Baking can be confusing nowadays — there are endless amounts of flours available in the grocery aisle, but they may all be one thing missing one thing: flavor.
On a rainy Tuesday morning, I sat down with David Norman, head baker at Austin’s Easy Tiger Bake Shop & Beer Garden, famous for their artisan breads, pastries, and pretzels. I stared at the beautiful cracked loaves, amazed at how different these pieces of art were from what we call “bread” in the grocery aisles. Originally, my purpose of this article was to decode the uses of different types of flours, but after leaving, I realized there was a lot more to choosing flour then picking between “gluten-free,” “oat,” or “all-purpose.”
Redefining food
In America, we have a lot of diet confusion. Even with the copious amounts of diets available in America, we still remain within the top 15 most obese countries in the world. We get caught up in trends, but the truth is, what’s making us obese is not fat, gluten, or carbohydrates. What’s making us fat is losing our simple ability to look at food for what it is: food. There is so much beauty to a crafted loaf of bread, a perfectly ripe peach, or a large bushel of kale. By targeting certain foods as “the enemy,” we lose sight of where our food is coming from and what we are doing to make food cheap and easily available.
The basics of flour
After talking to David, he told me, “We need to stop looking at flour as a commodity, but rather, an ingredient.” David found his love for baking after studying abroad in Germany. He missed the taste of good quality bread so decided to bake loaves for himself. Basic bread is made from four simple ingredients: flour, yeast, water, and salt. The texture of bread comes from fermentation, when yeast activates with sugar to create carbon dioxide —this provides bread with its fluffiness. Different breads have different tastes and densities according to factors like the type of flour and time spent baking.

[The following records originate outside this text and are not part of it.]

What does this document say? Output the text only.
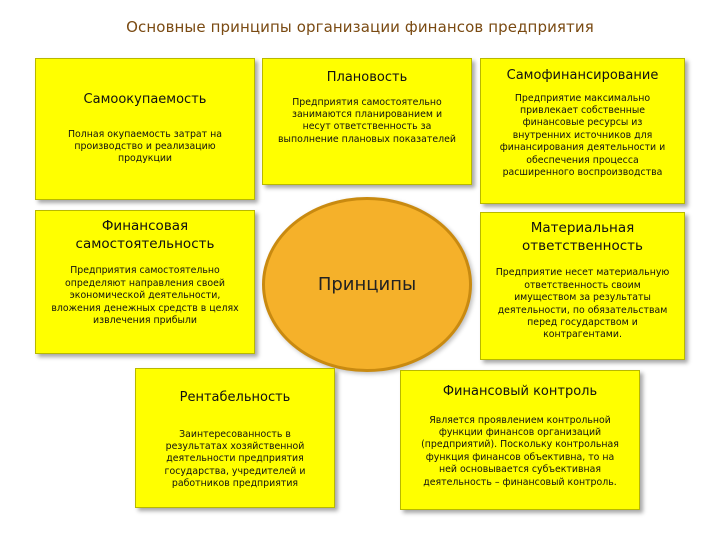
Основные принципы организации финансов предприятия
Самоокупаемость
Полная окупаемость затрат на производство и реализацию продукции
Плановость
Предприятия самостоятельно занимаются планированием и несут ответственность за выполнение плановых показателей
Самофинансирование
Предприятие максимально привлекает собственные финансовые ресурсы из внутренних источников для финансирования деятельности и обеспечения процесса расширенного воспроизводства
Финансовая самостоятельность
Предприятия самостоятельно определяют направления своей экономической деятельности, вложения денежных средств в целях извлечения прибыли
Принципы
Материальная ответственность
Предприятие несет материальную ответственность своим имуществом за результаты деятельности, по обязательствам перед государством и контрагентами.
Рентабельность
Заинтересованность в результатах хозяйственной деятельности предприятия государства, учредителей и работников предприятия
Финансовый контроль
Является проявлением контрольной функции финансов организаций (предприятий). Поскольку контрольная функция финансов объективна, то на ней основывается субъективная деятельность – финансовый контроль.
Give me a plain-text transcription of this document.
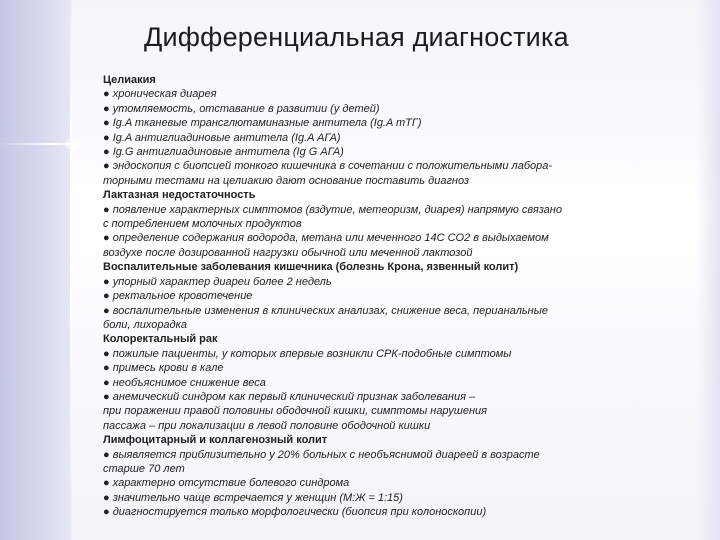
Дифференциальная диагностика
Целиакия
● хроническая диарея
● утомляемость, отставание в развитии (у детей)
● Ig.A тканевые трансглютаминазные антитела (Ig.A тТГ)
● Ig.A антиглиадиновые антитела (Ig.A АГА)
● Ig.G антиглиадиновые антитела (Ig G АГА)
● эндоскопия с биопсией тонкого кишечника в сочетании с положительными лабора-
торными тестами на целиакию дают основание поставить диагноз
Лактазная недостаточность
● появление характерных симптомов (вздутие, метеоризм, диарея) напрямую связано
с потреблением молочных продуктов
● определение содержания водорода, метана или меченного 14С СО2 в выдыхаемом
воздухе после дозированной нагрузки обычной или меченной лактозой
Воспалительные заболевания кишечника (болезнь Крона, язвенный колит)
● упорный характер диареи более 2 недель
● ректальное кровотечение
● воспалительные изменения в клинических анализах, снижение веса, перианальные
боли, лихорадка
Колоректальный рак
● пожилые пациенты, у которых впервые возникли СРК-подобные симптомы
● примесь крови в кале
● необъяснимое снижение веса
● анемический синдром как первый клинический признак заболевания –
при поражении правой половины ободочной кишки, симптомы нарушения
пассажа – при локализации в левой половине ободочной кишки
Лимфоцитарный и коллагенозный колит
● выявляется приблизительно у 20% больных с необъяснимой диареей в возрасте
старше 70 лет
● характерно отсутствие болевого синдрома
● значительно чаще встречается у женщин (М:Ж = 1:15)
● диагностируется только морфологически (биопсия при колоноскопии)
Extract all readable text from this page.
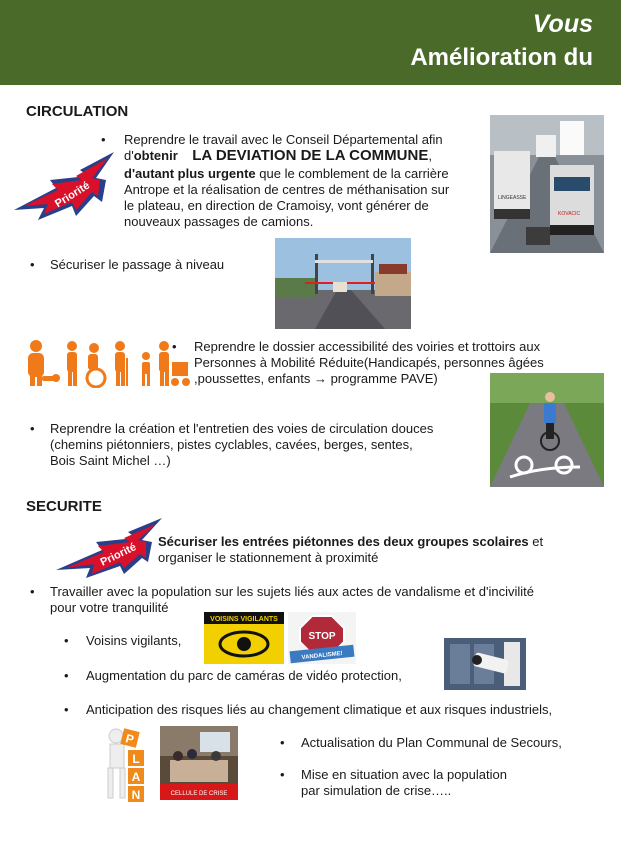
Vous
Amélioration du
CIRCULATION
Priorité
• Reprendre le travail avec le Conseil Départemental afin
d'obtenir LA DEVIATION DE LA COMMUNE,
d'autant plus urgente que le comblement de la carrière
Antrope et la réalisation de centres de méthanisation sur
le plateau, en direction de Cramoisy, vont générer de
nouveaux passages de camions.
LINGEASSE
KOVACIC
• Sécuriser le passage à niveau
• Reprendre le dossier accessibilité des voiries et trottoirs aux
Personnes à Mobilité Réduite(Handicapés, personnes âgées
,poussettes, enfants → programme PAVE)
• Reprendre la création et l'entretien des voies de circulation douces
(chemins piétonniers, pistes cyclables, cavées, berges, sentes,
Bois Saint Michel …)
SECURITE
Priorité Sécuriser les entrées piétonnes des deux groupes scolaires et
organiser le stationnement à proximité
• Travailler avec la population sur les sujets liés aux actes de vandalisme et d'incivilité
pour votre tranquilité
• Voisins vigilants,
VOISINS VIGILANTS
STOP
VANDALISME!
• Augmentation du parc de caméras de vidéo protection,
• Anticipation des risques liés au changement climatique et aux risques industriels,
P
L
A
N	CELLULE DE CRISE
• Actualisation du Plan Communal de Secours,
• Mise en situation avec la population
par simulation de crise…..
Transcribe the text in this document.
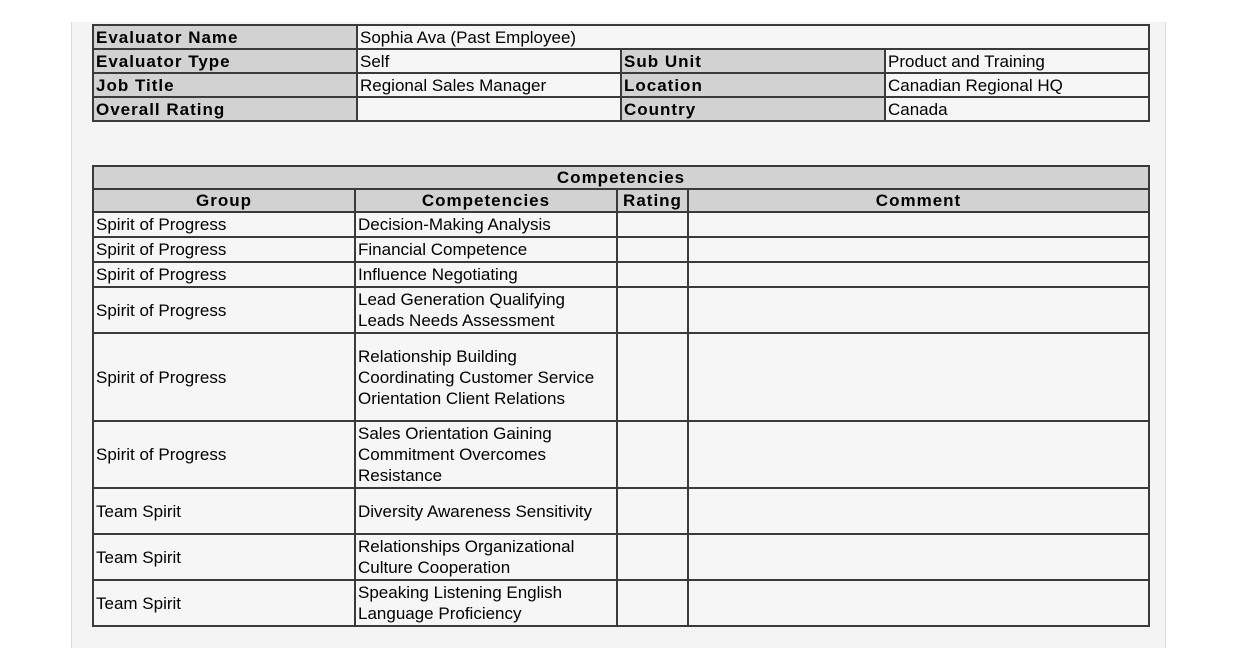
Evaluator Name	Sophia Ava (Past Employee)		
Evaluator Type	Self	Sub Unit	Product and Training
Job Title	Regional Sales Manager	Location	Canadian Regional HQ
Overall Rating		Country	Canada
Competencies			
Group	Competencies	Rating	Comment
Spirit of Progress	Decision-Making Analysis		
Spirit of Progress	Financial Competence		
Spirit of Progress	Influence Negotiating		
Spirit of Progress	Lead Generation Qualifying Leads Needs Assessment		
Spirit of Progress	Relationship Building Coordinating Customer Service Orientation Client Relations		
Spirit of Progress	Sales Orientation Gaining Commitment Overcomes Resistance		
Team Spirit	Diversity Awareness Sensitivity		
Team Spirit	Relationships Organizational Culture Cooperation		
Team Spirit	Speaking Listening English Language Proficiency		
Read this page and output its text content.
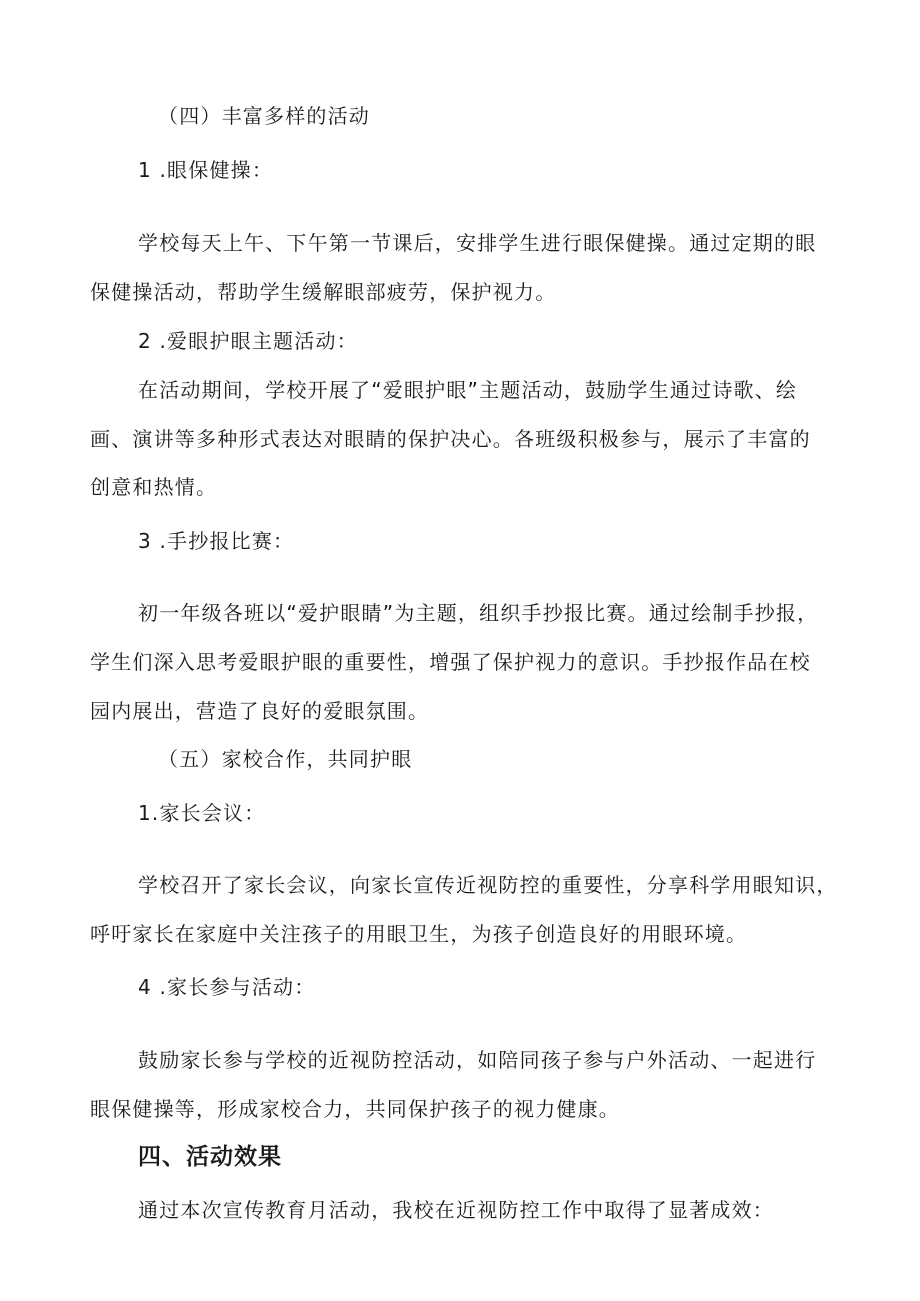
（四）丰富多样的活动
1 .眼保健操：
学校每天上午、下午第一节课后，安排学生进行眼保健操。通过定期的眼
保健操活动，帮助学生缓解眼部疲劳，保护视力。
2 .爱眼护眼主题活动：
在活动期间，学校开展了“爱眼护眼”主题活动，鼓励学生通过诗歌、绘
画、演讲等多种形式表达对眼睛的保护决心。各班级积极参与，展示了丰富的
创意和热情。
3 .手抄报比赛：
初一年级各班以“爱护眼睛”为主题，组织手抄报比赛。通过绘制手抄报，
学生们深入思考爱眼护眼的重要性，增强了保护视力的意识。手抄报作品在校
园内展出，营造了良好的爱眼氛围。
（五）家校合作，共同护眼
1.家长会议：
学校召开了家长会议，向家长宣传近视防控的重要性，分享科学用眼知识，
呼吁家长在家庭中关注孩子的用眼卫生，为孩子创造良好的用眼环境。
4 .家长参与活动：
鼓励家长参与学校的近视防控活动，如陪同孩子参与户外活动、一起进行
眼保健操等，形成家校合力，共同保护孩子的视力健康。
四、活动效果
通过本次宣传教育月活动，我校在近视防控工作中取得了显著成效：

The most commonly used flour is all-purpose flour, which is made from wheat. All-purpose flours need to be aged for 28 days before use. Many millers, rather then focusing on the taste or nutrients of the flour, are forced to focus on how much money they can make in a small amount of time. To speed up this aging process, we bleach flour with chemical agents such as chlorine and benzoyl peroxide, taking the natural flavors and nutrients out.
Go local
David gets his flour fro Central Milling, a flour company who believes in “Working with nature, preserving tomorrow, and providing for today.” Rather than thinking about how much money they will make off their product, they focus on sustainability and flavor, two important aspects that usually get lost in the American industry. Buying bread from milling companies such as these can be a lot more expensive, but if consumers start to buy locally from milling companies who actually care about the quality of the products rather than making a profit, quality may not come at such a high price in the future. In Austin, James Brown is starting Barton Spring Mills, a mill focused on bringing organic, fresh, stone-ground wheat to central Texas. David predicts that in ten years, if consumers and bread makers continue to switch over to local mills that hold flavor as one of their top priorities, good bread won’t be as hard to find.
Things to remember
Whether you’re making cookies, pastries, or plain ol’ bread, there’s a lot more that goes into making the perfect product besides just choosing from packaged flour in the grocery aisle. David’s two messages he wanted to leave consumers with were:
1. Think of flour as an ingredient rather then a commodity.
2. Stay away from the fad diets of the 20th century. Don’t be afraid to eat bread (or gluten, fat or anything else) — just know where it’s coming from.
So it’s up to you, my fellow bread lovers. We have the opportunity to make a difference in the quality of bread for our children. Stop by Easy Tiger, one of the best bread companies in Austin and eat up those delicious carbohydrates.